This sentence is false.
If “this sentence is false” is true, then the sentence is false, which is a contradiction. Conversely, if “this sentence is false” is false, then the sentence is true, which is also a contradiction. The liar’s paradox has been around since the ancient Greeks; unfortunately, so have liars.
It wouldn’t be incorrect to say that lying is the root cause of the “Great Recession” that has cast such a dark shadow over the U.S. economy for the past several years. Bernie Madoff lied. So did Allen Stanford, Peter Lombardi, Nicholas Cosmo, James Nicholson, Joanne Schneider, Brian Smart, and many, many others. Liars. All of the aforementioned individuals were entrusted by normal people just like you and me, and these liars violated that trust for their own personal gain.
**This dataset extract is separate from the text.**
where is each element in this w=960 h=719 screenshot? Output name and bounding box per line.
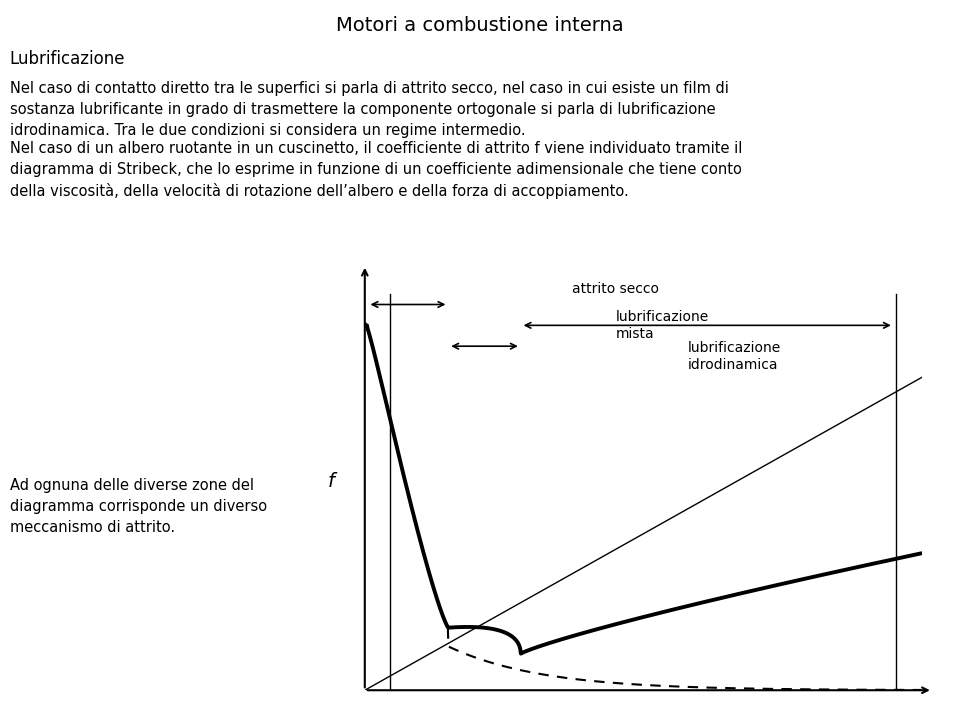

As a Maguire Center Public Service Intern, I kept asking myself the same question while I worked at the Securities and Exchange Commission: Why don’t these defendants learn? When confronted by government investigators, either tell the truth or don’t talk. Seems simple enough, right? WRONG. I personally encountered no less than one liar each week I was at the SEC. The concept of telling the truth seems to elude these ostensibly savvy financial managers and bankers.
Case in point – just recently, the SEC charged the owner of a New York-based investment advisory firm with defrauding investors while grossly exaggerating the amount of assets under his management, and announced that the defendant has pled guilty to criminal charges, which included charges that he lied to investigators. This fraudster perpetuated a series of fraudulent schemes targeting individual investors and small businesses, and touted his firm’s assets under management to be as high as $3 billion. He lied to investors, business owners, companies, mothers, fathers, siblings, grandparents, and more. The fraudster paid zero returns to investors and illegally used their money to fund such personal expenses as his children’s private school tuition, air travel and hotels, department store purchases, and several thousand dollars in dental bills.
Dental bills? Liar, Liar, Pants-on-Fire.
Ask any of these convicted fraudsters and they’ll tell you, once you start lying, it only gets worse. I encountered two separate guilty pleas to making false statements to SEC examiners. Andrew M. Calamari, Director of the SEC’s New York Regional Office, said it best, stating, “Our examination and enforcement staff aggressively pursue investment advisers who flout the registration provisions of the securities laws for their personal gain, especially those who attempt to cover up their misdeeds by flat-out lying to our examiners.”
This latest fraudster now faces allegations of violating Section 17(a) of the Securities Act, Section 10(b) of the Securities Exchange Act and Rule 10b-5, Section 207 of the Investment Advisers Act for filing a false Form ADV, and aiding and abetting his company’s improper registration in violation of Section 203A of the Advisers Act. That laundry list of violations, and all because he couldn’t stop lying. Telling the truth is a fundamental character trait that we must demand from those who are entrusted with the well-being of others. By deciding that telling the truth is always the best way to deal with situations, we can all avoid misunderstandings, complications, and possible criminal consequences.
One of the most enriching aspects of working at the SEC was interacting with whistleblowers — people who go against the grain and tell the truth, even if it exposes them to ridicule and possible retaliation. I quickly adhered to the school of thought at the SEC that a profound sense of morality is the only safeguard of democracy and the best defense of our social and economic rights.